Django adopted the terminology “primary/replica.” However, depending on what makes the most sense for the system or process you’re describing, “leader/follower,” “primary/secondary,” “original/replica,” and “alpha/beta” are all good alternatives. If you have a strong case that your voice and tone restrictions allow it and you’re certain that your entire user community will understand, less conventional alternatives like “jedi/padawan” or “master/apprentice” may be acceptable. However, as with all technical communication, clarity is the gold standard by which you must measure your work. If you write for an international audience (or an audience that’s likely to become international), it’s better to be clear than clever.
Use copious links
You should already be using links to contextualize unfamiliar terms.
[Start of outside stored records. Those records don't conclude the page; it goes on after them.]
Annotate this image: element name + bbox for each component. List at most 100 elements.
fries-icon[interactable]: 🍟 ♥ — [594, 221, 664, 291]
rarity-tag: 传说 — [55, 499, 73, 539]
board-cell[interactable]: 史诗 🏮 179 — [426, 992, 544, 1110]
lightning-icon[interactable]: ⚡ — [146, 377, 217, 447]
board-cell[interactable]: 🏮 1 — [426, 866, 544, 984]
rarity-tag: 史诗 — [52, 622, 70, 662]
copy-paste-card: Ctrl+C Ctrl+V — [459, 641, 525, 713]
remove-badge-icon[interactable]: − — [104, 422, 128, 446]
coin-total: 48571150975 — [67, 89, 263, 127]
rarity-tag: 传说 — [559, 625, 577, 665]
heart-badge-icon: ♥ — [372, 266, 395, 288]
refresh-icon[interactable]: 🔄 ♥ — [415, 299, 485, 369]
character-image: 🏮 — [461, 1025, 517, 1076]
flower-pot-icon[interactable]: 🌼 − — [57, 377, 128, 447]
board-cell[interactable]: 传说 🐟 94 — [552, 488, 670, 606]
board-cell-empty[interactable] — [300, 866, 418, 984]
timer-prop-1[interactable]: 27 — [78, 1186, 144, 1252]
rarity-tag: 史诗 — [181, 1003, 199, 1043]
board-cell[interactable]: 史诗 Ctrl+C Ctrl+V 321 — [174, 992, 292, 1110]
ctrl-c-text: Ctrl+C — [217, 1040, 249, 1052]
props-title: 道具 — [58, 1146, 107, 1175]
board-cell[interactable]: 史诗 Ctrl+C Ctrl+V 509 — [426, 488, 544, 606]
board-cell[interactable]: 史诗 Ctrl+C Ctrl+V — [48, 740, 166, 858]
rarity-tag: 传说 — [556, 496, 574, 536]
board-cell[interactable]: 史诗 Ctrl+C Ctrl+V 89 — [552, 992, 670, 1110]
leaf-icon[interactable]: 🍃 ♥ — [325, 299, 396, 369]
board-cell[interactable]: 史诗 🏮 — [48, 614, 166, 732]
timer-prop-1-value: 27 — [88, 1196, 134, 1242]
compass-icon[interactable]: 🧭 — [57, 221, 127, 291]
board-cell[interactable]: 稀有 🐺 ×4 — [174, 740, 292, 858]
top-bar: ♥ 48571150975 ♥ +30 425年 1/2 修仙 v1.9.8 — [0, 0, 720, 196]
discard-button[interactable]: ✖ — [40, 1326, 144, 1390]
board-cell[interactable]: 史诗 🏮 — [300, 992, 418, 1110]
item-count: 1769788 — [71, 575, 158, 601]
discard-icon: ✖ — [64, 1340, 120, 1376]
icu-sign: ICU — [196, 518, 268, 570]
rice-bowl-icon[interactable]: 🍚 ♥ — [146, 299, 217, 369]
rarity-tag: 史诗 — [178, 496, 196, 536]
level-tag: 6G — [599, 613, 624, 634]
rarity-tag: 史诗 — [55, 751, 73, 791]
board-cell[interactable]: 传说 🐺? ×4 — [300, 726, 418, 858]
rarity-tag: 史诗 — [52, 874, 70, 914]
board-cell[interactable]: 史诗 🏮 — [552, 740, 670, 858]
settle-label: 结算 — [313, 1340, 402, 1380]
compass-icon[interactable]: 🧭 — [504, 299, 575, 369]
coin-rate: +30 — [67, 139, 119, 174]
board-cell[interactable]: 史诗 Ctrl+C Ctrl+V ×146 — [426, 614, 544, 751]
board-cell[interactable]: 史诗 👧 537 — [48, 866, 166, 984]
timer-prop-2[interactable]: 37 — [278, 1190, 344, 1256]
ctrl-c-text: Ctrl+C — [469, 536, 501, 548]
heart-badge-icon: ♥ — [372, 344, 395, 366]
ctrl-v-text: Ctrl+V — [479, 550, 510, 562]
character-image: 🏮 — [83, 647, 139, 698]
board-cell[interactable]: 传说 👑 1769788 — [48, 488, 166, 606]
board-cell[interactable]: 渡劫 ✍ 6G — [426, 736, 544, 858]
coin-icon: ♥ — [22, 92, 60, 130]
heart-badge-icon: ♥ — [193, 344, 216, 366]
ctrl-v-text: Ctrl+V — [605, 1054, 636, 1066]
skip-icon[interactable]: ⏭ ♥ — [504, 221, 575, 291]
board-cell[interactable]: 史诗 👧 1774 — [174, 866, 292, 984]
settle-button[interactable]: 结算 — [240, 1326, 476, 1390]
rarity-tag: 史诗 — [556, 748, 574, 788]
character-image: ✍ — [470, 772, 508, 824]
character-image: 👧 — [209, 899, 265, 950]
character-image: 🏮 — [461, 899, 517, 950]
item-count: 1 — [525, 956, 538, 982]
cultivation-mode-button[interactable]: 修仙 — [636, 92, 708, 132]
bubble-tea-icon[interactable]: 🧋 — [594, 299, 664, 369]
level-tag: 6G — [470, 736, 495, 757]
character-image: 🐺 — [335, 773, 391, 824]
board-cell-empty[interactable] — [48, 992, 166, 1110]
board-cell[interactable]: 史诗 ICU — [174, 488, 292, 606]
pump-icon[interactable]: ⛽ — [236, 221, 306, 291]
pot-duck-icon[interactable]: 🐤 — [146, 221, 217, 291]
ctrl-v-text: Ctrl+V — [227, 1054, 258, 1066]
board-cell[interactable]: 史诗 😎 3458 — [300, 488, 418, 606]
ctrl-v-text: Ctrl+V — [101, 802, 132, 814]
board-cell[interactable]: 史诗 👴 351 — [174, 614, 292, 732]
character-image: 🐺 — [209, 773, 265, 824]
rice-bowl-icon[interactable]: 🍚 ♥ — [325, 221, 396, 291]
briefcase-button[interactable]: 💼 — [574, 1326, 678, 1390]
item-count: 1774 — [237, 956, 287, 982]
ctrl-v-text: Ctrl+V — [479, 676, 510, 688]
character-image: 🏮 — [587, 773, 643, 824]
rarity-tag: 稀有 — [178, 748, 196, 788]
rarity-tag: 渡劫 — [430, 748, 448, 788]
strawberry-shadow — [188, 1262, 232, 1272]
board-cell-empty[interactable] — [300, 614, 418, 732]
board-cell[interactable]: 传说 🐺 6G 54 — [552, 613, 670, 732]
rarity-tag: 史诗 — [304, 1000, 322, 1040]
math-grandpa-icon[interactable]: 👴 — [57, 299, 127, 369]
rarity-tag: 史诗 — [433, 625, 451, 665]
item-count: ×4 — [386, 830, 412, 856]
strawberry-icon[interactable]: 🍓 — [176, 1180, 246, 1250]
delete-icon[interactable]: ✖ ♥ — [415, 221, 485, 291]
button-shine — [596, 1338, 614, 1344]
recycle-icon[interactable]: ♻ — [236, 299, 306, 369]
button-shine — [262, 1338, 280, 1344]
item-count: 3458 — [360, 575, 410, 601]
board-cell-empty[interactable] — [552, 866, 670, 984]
But particularly in cases where your audience may not be familiar with certain terminology, it’s important to define it clearly and then link to or otherwise reference a glossary or topic explaining the term. In your explanation, avoid using the terms “master” and “slave.” Since many people are slow to change around these points, using the old terms to explain the new terms will only further entrench the old terms in the minds of experienced users. Additionally, using these terms invites argument about why the new terms are appropriate “since the old terms mean the same thing.”
Work with your community
There are times when you’re able to make significant changes as a writer, such as by using more inclusive terms in your documentation. However, there are also cases where you have less freedom to make radical changes. For example, if you’re documenting an existing process that already uses “master/slave” terminology, changing the terminology in the documentation will make it harder for your users to understand what you need to tell them.
In cases like this, work with your community to make the change on the project side. Engaging the community is especially important if you’re in a position of privilege – white, male, able-bodied, cisgender, rich, or holding a position of power in the project. Don’t wait for people of color to tell you they want the change; bring up the change yourself and be willing to fight for it.
Bear in mind that in this process you may encounter people of color (or people claiming to be people of color) who oppose the change. Hear out their reasons, adjust your strategy if needed, but ultimately remember that your community of color is more than this one person. To the extent you can, try to get voices from other people of color to support the change, and support them if they speak out in favor of it.
Be consistent
Even if you only manage to make the change in the documentation, this is a huge step forward toward helping people in your project feel more safe and accepted. Stay consistent with the new terminology as you write more documentation, and encourage others to help propagate the change in the places where they interact with the project.